In a remarkably succinct occurrence of fate, the ex-husband stumbled across the “I’m in Love with the Driver” series. The very pages that had served to save me from my pain, illicit desires, and overwhelming grief had been called to serve an even higher purpose. Confronting me this morning with accusations of infidelity, homosexuality, Satanism, and probably even veganism; he illustrated perfectly how little he knew about my life in general.
Instead of playing into the drama, I simply responded with, “I’m done.”
I am done fighting for the sake of fighting.
I am done with sacrificing my very essence.
I am done with separate lives and dreams.
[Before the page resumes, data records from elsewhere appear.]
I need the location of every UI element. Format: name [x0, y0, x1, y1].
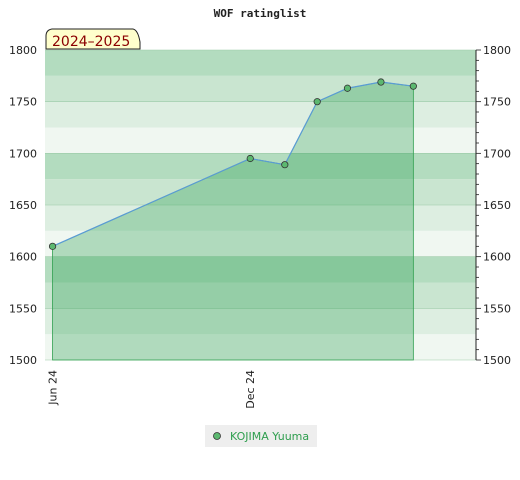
y-tick-label-right: 1700	[483, 147, 511, 160]
y-tick-label-right: 1800	[483, 44, 511, 57]
background-band	[45, 179, 476, 205]
y-tick-label-right: 1500	[483, 354, 511, 367]
background-bands	[45, 50, 476, 360]
y-tick-label-left: 1650	[9, 199, 37, 212]
data-point	[313, 98, 321, 106]
background-band	[45, 256, 476, 283]
data-point	[377, 78, 385, 86]
y-tick-label-left: 1600	[9, 251, 37, 264]
area-layer	[48, 78, 417, 361]
background-band	[45, 153, 476, 180]
y-tick-label-right: 1600	[483, 251, 511, 264]
y-tick-label-left: 1550	[9, 302, 37, 315]
x-tick-label: Dec 24	[244, 370, 257, 409]
y-tick-label-left: 1750	[9, 96, 37, 109]
y-tick-label-right: 1550	[483, 302, 511, 315]
legend: KOJIMA Yuuma	[205, 425, 317, 447]
y-tick-label-right: 1750	[483, 96, 511, 109]
legend-label: KOJIMA Yuuma	[230, 430, 309, 443]
data-point	[246, 154, 254, 163]
legend-box	[205, 425, 317, 447]
background-band	[45, 230, 476, 257]
season-badge: 2024–2025	[45, 28, 141, 50]
y-tick-label-right: 1650	[483, 199, 511, 212]
season-label: 2024–2025	[52, 34, 130, 50]
y-axis-right: 1500 1550 1600 1650 1700 1750 1800	[475, 44, 511, 367]
background-band	[45, 101, 476, 128]
y-tick-label-left: 1700	[9, 147, 37, 160]
x-tick-label: Jun 24	[47, 370, 60, 406]
data-point	[343, 84, 352, 92]
background-band	[45, 334, 476, 360]
chart-title: WOF ratinglist	[214, 7, 307, 20]
background-band	[45, 50, 476, 76]
data-point	[48, 242, 57, 250]
x-axis: Jun 24 Dec 24	[47, 370, 258, 409]
background-band	[45, 282, 476, 309]
background-band	[45, 75, 476, 102]
legend-marker	[213, 432, 221, 440]
background-band	[45, 308, 476, 335]
background-band	[45, 127, 476, 154]
y-tick-label-left: 1500	[9, 354, 37, 367]
y-tick-label-left: 1800	[9, 44, 37, 57]
data-point	[281, 161, 289, 169]
y-axis-left: 1500 1550 1600 1650 1700 1750 1800	[9, 44, 37, 367]
data-point	[409, 82, 417, 90]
I am done here without happiness.
I am done here alone.
I am done here.
I am done.
I don’t know if any of you have ever tried to seriously leave your Saudi, but be prepared for an emotional war. Men that were cold and distant will suddenly become affectionate and loving husbands. Sub7an’Allah! Why would you ever want to leave them?
I truly cannot take the back and forth and want to flee the country. However, I want to leave with a clean slate so I can come back on a work visa if I shall desire.
Why in the world couldn’t he care so much about my well-being before I had reached the end of my rope?
Despite my warnings, pleadings, and clear ultimatums; he did absolutely nothing until I pushed for the divorce and final exit.
I actually heard this statement this morning from the man who refused to discuss every single problem in our marriage, including our fertility issues:
“You know if you go on a final exit and come back on a work visa; our kids won’t have the nationality.”
Why would he assume that I would still be married/involved with him?
Even if I did stay with him, we had tried for two years to have children…and since he refuses to discuss it or go to the doctor…where are these children going to appear from?
Am I missing something here?
Perhaps I am extremely pessimistic and bitter, but it seems like a low blow to me. An emotional bullet meant to weaken my resolve, not an actual concern.
However, I have been told that cognitive processes are hindered by elevated levels of stress and that definitely applies to this situation.